The Advisors' Blog

This blog features wisdom from respected compensation consultants and lawyers

September 26, 2008

Executive Compensation Limitations: Privately-Held Bailout Participants?

Mike Andresino and Tom Brennan, Posternak Blankstein & Lund LLP, Boston

Have looked at posts on numerous blogs – plus the non-stop CNBC squawk – here’s a question we are not seeing answered: We assume that some executive compensation limits and corporate governance reforms will be included as a condition of an entity participating in the bailout by selling assets to the government (or its new RTC II). The disconnect we have observed is that every commentator seems to assume that the bailout participants will be publicly traded financial institutions. But it’s clear from both the House and Senate bills that public companies will not be the only “financial institutions” to be bailed out.

There could be all sorts of other sellers that are not publicly traded – mutual savings banks and insurance companies, credit unions, small broker/dealers, and in the case of the Senate bill, if Treasury so determines, big pension funds and private equity partnerships. Some of these are not even corporate entities. No one is complaining about executive compensation at most of these privately-held entities, and at the ones where people are, such as hedge funds, the reforms on the table (no severance, say on pay, proxy access) make no sense. We wonder whether the bill will be qualified to the effect that the executive comp and governance provisions will only apply to the extent that a participating seller or its parent holding company or affiliate has a class of stock registered under the ’34 Act?
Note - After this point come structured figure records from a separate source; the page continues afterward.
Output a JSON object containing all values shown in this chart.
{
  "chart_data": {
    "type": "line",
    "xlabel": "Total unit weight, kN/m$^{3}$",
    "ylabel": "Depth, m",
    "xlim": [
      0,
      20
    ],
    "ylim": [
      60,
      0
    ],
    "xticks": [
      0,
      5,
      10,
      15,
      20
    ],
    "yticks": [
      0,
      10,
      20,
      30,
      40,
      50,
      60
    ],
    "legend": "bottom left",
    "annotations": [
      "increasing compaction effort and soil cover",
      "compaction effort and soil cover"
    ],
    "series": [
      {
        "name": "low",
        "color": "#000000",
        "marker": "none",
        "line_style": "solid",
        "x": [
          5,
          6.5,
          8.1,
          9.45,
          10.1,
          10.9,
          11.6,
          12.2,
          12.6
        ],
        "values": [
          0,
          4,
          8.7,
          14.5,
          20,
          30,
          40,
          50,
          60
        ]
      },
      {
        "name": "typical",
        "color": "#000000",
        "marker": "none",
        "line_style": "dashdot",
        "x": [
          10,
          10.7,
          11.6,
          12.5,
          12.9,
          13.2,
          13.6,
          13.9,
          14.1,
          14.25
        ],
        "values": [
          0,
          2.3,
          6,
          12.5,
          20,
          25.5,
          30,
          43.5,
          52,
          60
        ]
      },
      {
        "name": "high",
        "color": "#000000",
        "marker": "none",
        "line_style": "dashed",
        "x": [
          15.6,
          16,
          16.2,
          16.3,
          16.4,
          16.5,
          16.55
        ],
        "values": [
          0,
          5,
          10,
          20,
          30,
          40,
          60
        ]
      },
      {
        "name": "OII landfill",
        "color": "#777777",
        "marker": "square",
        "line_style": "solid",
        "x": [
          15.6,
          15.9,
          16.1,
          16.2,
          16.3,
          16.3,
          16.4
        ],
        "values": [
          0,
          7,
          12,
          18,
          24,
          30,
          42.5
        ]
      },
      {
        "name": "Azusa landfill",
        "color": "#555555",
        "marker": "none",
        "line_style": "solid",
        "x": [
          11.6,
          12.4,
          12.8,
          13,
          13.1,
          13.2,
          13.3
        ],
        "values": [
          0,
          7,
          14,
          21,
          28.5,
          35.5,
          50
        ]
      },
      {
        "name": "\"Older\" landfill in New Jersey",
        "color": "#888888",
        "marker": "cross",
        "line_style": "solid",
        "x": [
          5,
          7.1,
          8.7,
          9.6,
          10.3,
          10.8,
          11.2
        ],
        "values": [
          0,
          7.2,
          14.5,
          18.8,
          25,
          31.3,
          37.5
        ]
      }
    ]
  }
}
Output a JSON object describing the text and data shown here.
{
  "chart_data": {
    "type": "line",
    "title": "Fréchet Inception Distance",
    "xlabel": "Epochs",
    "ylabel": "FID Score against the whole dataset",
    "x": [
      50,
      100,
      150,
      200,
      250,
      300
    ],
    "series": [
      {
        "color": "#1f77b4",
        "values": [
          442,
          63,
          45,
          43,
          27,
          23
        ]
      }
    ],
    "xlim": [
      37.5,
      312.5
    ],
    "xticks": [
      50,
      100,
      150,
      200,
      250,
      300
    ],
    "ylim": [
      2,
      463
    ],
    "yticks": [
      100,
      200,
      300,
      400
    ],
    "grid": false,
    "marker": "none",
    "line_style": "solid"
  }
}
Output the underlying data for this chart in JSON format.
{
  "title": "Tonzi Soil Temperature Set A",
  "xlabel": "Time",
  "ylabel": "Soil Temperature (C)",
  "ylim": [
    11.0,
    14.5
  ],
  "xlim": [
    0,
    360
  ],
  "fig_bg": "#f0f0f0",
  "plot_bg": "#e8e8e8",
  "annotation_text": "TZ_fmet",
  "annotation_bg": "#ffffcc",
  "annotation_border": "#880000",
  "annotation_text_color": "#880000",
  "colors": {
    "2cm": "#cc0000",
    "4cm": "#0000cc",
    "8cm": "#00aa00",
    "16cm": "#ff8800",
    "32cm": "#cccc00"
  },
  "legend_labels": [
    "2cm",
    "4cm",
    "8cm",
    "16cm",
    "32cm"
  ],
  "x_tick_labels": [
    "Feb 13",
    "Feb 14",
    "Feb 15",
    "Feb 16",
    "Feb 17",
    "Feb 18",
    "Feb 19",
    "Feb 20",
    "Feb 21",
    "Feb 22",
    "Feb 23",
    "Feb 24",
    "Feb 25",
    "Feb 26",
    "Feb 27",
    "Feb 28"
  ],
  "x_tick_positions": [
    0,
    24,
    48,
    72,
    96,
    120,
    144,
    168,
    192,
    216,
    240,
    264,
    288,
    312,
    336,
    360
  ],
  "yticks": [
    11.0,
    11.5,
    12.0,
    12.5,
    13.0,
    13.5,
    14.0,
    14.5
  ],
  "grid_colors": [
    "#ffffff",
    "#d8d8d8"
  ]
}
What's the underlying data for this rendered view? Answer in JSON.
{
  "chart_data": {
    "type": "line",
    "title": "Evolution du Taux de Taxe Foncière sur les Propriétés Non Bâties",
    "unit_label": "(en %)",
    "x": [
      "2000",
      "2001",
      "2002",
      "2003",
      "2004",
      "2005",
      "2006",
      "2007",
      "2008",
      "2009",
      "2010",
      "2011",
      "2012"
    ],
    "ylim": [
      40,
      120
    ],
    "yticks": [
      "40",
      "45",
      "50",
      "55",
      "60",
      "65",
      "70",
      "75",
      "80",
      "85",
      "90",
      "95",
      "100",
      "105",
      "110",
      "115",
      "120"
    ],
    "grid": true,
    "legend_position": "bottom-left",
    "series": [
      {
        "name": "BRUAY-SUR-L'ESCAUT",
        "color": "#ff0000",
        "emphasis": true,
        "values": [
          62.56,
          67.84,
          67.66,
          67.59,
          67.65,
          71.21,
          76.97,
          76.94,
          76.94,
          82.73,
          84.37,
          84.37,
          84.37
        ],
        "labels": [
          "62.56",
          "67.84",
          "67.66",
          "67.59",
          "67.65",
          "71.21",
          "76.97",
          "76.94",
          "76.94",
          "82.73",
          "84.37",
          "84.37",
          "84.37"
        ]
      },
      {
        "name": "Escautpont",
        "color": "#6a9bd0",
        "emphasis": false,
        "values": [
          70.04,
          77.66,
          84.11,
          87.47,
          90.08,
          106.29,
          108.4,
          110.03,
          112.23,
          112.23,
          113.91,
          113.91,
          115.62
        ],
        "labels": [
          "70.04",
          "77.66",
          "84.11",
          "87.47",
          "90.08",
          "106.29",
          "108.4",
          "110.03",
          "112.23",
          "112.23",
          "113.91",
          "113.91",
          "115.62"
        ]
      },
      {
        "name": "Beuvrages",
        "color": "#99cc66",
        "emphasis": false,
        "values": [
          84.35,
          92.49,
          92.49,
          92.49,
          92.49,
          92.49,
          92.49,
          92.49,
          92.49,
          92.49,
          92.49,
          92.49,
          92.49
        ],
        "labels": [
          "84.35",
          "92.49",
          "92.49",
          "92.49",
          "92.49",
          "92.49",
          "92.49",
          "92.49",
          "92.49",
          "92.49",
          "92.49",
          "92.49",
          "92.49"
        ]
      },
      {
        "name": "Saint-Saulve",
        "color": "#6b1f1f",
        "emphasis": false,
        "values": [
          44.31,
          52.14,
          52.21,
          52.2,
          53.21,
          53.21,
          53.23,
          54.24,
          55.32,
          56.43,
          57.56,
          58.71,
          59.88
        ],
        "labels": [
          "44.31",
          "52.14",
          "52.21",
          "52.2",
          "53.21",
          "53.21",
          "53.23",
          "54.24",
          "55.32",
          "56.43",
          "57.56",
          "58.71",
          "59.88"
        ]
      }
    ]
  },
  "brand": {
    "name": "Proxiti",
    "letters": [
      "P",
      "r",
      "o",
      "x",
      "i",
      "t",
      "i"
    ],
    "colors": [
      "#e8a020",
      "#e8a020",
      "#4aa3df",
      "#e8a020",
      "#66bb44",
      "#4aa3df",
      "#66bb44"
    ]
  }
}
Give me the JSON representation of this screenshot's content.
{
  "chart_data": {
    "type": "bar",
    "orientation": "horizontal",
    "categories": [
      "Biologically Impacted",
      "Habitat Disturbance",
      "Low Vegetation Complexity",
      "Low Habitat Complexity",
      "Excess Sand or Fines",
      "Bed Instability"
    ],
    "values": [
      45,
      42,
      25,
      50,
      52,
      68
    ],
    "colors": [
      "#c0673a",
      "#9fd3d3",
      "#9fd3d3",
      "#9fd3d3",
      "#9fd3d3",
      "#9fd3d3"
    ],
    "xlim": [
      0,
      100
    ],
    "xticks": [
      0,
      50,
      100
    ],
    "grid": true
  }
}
Oddly enough, in the discussion draft of the Senate bill, an appropriate distinction is made between public and private sellers when it comes to the equity position the government intends to take. However, the bill leads into its executive compensation limitations this way:

“The Secretary shall require that all entities seeking to sell assets through a program established under this Act meet appropriate standards for executive compensation and shareholder disclosure in order to be eligible.” (emphasis supplied).